Though medical school was challenging enough, Cheek endured the added challenges of being a wife and mother of a 3-year-old daughter, Candace.
"The average person (student) was probably 22 to 23, but I was 27," Cheek said. "Obviously, it was more challenging to have a child while going through medical school, but I had a great family who made a lot of sacrifices. My husband was a teacher, so he had great hours, and my mom even moved to Michigan for a while to help with my daughter."
After finishing medical school, Cheek completed an additional six years of training at Henry Ford Hospital in Michigan, one year of which was spent as its first African-American female chief resident.
"There was always that concern that you weren't as good as everyone else, more so as good as the guys," Cheek said. "I guess sometimes during my era people always looked at you as trying to get in because of affirmative action. So there were challenges that came with that, but during that time when I was selected to be chief resident, I had a wonderful chairman of medicine who was there to guide me and insisted that there was a need for me to pave the way for the people that came behind me."
Return to Charleston
Midway through her nephrology fellowship, Cheek gave birth to her second daughter, Kristin. And not long after completing her studies, Cheek's mother became ill.
"I'm an only child, so when that happened, I decided to move back to Charleston to look after my mom," she said.
Cheek's mother died in 1988, followed by the death of her father, Julian Ellington, in 1990.
In her return to Charleston, Cheek would work at the Medical University of South Carolina for 15 years before starting her private practice.
Her husband, by then retired, would help her by becoming the office manager.

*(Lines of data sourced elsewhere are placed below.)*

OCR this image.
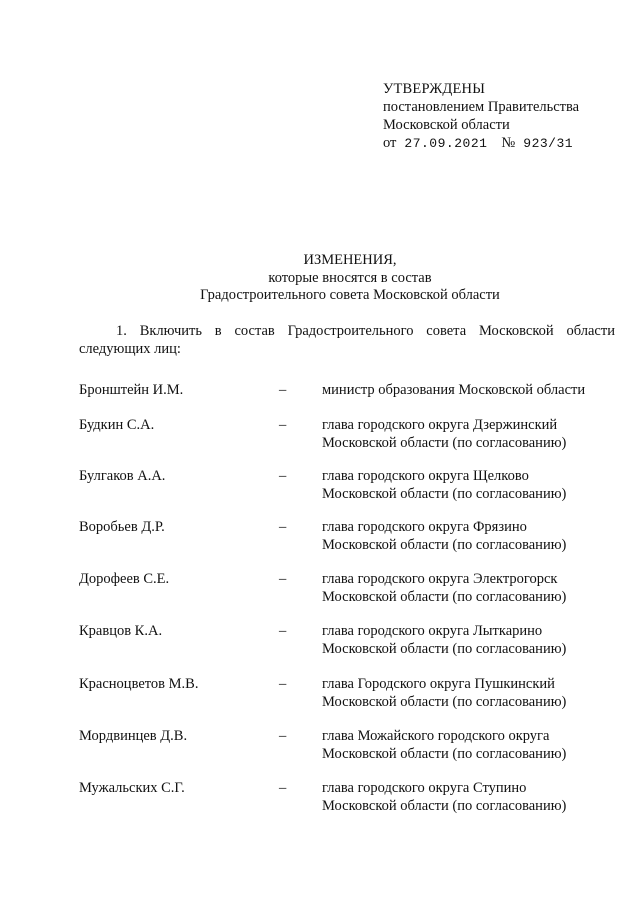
УТВЕРЖДЕНЫ
постановлением Правительства
Московской области
от 27.09.2021 № 923/31
ИЗМЕНЕНИЯ,
которые вносятся в состав
Градостроительного совета Московской области
1. Включить в состав Градостроительного совета Московской области
следующих лиц:
Бронштейн И.М.	– министр образования Московской области
Будкин С.А.	– глава городского округа Дзержинский
Московской области (по согласованию)
Булгаков А.А.	– глава городского округа Щелково
Московской области (по согласованию)
Воробьев Д.Р.	– глава городского округа Фрязино
Московской области (по согласованию)
Дорофеев С.Е.	– глава городского округа Электрогорск
Московской области (по согласованию)
Кравцов К.А.	– глава городского округа Лыткарино
Московской области (по согласованию)
Красноцветов М.В.	– глава Городского округа Пушкинский
Московской области (по согласованию)
Мордвинцев Д.В.	– глава Можайского городского округа
Московской области (по согласованию)
Мужальских С.Г.	– глава городского округа Ступино
Московской области (по согласованию)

"I figured that instead of her having to hunt to find someone else, I would just volunteer to do it," Allen Cheek said. "She's probably only in the office a few times during the week because she's out at hospitals and visiting other clinics, but we get a chance to communicate. It's a pretty workable relationship. We've been jelling together for 42 years."

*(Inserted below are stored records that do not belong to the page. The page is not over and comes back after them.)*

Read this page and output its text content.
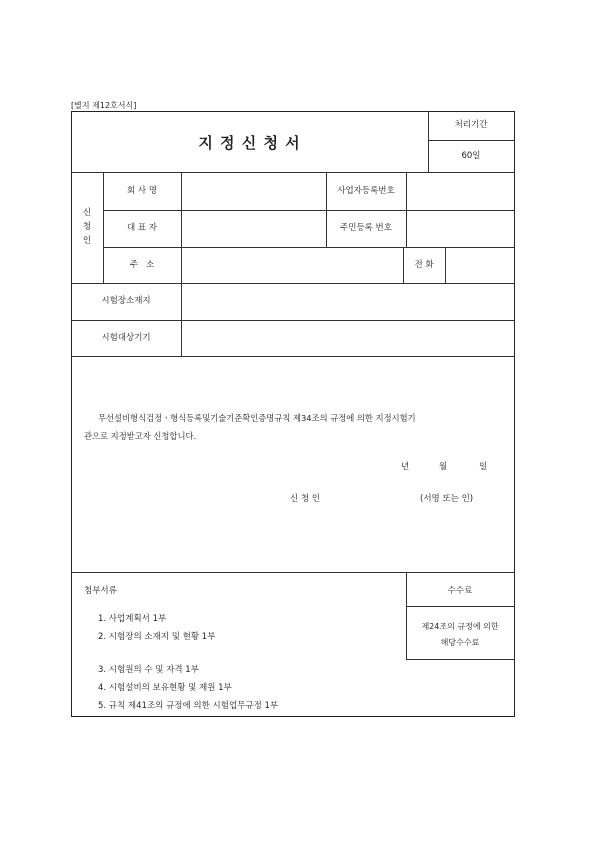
[별지 제12호서식]
지 정 신 청 서
처리기간
60일
신
청
인
회 사 명	사업자등록번호
대 표 자	주민등록 번호
주   소	전 화
시험장소재지
시험대상기기
무선설비형식검정ㆍ형식등록및기술기준확인증명규칙 제34조의 규정에 의한 지정시험기
관으로 지정받고자 신청합니다.
년	월	일
신 청 인	(서명 또는 인)
첨부서류
1. 사업계획서 1부
2. 시험장의 소재지 및 현황 1부
3. 시험원의 수 및 자격 1부
4. 시험설비의 보유현황 및 제원 1부
5. 규칙 제41조의 규정에 의한 시험업무규정 1부
수수료
제24조의 규정에 의한
해당수수료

Allen Cheek said that he's glad that with his help, Cheek was able to follow her dreams.
"It was challenging at times, but she got a chance to accomplish what she wanted to do, and I have no problems with that. I wanted to be a schoolteacher, and I got to do what I wanted to do, so I'm glad she got to do what she wanted to do, too," he said.
Looking to the future
Cheek works every day, and by the time she's done with paperwork and completing rounds at her own practice, nearby hospitals and dialysis clinics, it's usually 9 or 10 p.m.
Though she is getting older, she has no desire to retire anytime soon.

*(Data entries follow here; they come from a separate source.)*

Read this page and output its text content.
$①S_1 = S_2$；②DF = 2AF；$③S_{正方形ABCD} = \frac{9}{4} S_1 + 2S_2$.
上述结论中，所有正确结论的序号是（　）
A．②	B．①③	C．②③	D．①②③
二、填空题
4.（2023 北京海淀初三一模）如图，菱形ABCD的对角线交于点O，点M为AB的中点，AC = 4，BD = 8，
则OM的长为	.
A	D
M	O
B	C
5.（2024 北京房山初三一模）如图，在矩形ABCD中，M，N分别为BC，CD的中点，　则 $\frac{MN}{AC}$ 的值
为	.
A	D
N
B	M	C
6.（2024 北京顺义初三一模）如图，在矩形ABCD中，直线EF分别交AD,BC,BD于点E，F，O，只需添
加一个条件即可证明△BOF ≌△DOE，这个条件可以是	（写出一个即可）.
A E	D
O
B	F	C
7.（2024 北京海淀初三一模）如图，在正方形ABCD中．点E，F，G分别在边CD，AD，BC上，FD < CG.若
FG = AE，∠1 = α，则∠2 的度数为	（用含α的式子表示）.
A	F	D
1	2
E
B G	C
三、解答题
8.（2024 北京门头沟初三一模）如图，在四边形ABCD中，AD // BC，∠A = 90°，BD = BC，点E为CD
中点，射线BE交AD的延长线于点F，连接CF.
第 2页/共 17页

"I enjoy working, and as long as I'm healthy, that keeps my brain working," Cheek said. "I plan to hopefully work smarter and not as much, and I'm hoping to build this practice up to where I can hire a partner who can hopefully take it on."
Cheek's relationship with her patients is one of the things she is most proud of.
"They're like my family, particularly my dialysis patients. They have to go somewhere (to a dialysis clinic) three times a week, so I would see them all the time; sometimes as much as I would see my own family," she said.
Cheek said her desire isn't to make billions of dollars, or for her practice to have hundreds of patients. She's happy as long as she's having a positive impact on the lives of her patients.
"With nephrology, you can't fix everything all of the time, but you can see a better way of life in a lot of the patients," Cheek said. "There's nothing better than seeing a patient that's been on dialysis get a transplant and return to their normal lifestyle. I celebrate with every patient that I have.
"I always tell my patients that dialysis is not a disability, it's an inconvenience. I try to help them believe that. It's all mind over matter, and working towards that goal of participating in things and doing things. You still can function. You still can be very involved," Cheek said.